酒と文学


大伴旅人 

歌人、大伴旅人の万葉集に入っている酒を譛える歌十三首は、酒なしの人生は考えられなかった人としてよく知られている。

 しるしなき物を思わずは一杯
     濁れる酒をのむべくあるらし

 なかなかに人とあらずは酒壺に
     成りにてしかも酒に染みなむ


若山牧水 

  明治以降では、生涯酒と旅を愛した歌人、若山牧水が第一だろう。
  牧水の酒は一日一升が定量だったという。

 船なりき春の夜なりき瀬戸なりき
     旅の女と酌みし杯

 それほどうまきかと人の間うたらば
     何と答えんこの酒の味


石川啄木
  
  牧水の親友でもあった石川啄木にも酒を詠んだ歌は多い。

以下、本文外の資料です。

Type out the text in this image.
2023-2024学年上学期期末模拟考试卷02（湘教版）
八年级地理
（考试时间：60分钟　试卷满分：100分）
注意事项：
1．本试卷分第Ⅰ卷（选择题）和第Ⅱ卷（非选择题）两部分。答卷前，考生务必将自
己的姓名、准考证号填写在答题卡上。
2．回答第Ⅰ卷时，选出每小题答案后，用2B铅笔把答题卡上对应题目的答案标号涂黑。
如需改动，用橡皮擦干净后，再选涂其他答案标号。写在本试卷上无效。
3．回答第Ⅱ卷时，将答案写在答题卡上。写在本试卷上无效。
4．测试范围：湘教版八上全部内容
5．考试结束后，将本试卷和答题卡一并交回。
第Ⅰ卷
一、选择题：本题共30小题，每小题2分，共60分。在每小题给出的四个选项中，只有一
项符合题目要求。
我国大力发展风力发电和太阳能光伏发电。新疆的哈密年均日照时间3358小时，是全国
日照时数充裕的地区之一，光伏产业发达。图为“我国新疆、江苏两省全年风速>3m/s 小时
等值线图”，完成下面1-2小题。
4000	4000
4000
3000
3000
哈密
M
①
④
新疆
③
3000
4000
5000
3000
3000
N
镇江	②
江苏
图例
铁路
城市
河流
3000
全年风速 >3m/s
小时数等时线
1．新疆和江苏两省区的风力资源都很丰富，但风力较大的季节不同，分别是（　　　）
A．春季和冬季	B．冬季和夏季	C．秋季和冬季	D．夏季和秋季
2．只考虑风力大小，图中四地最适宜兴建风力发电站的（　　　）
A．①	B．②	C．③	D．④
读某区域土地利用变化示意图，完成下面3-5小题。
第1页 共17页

ただ、
  思想や生活環境の違いから表現は著しく異なっている。

 
こころざし得ぬ人々のあつまりて
      酒飲む場所がわが家なりしか


 
若くして数人の父となりし友
      子なきがごとく酔えばうたひき


藤本義一

  
学生時代に作った飲酒哲学は酒徒の真骨頂といえる。

 昼間の酒は残酷
 黄昏の酒は美酒
 深更の酒は陶酔
 夜明けの酒は恍惚


青木雨彦 (コラムニスト)

 
このセンスがたまらなく好きだ。今度本を読んでみようと思う。

 飲むのは月、水、金と火、木、土だけと決めている。
 加えて日曜日は週に一遍しか飲まない。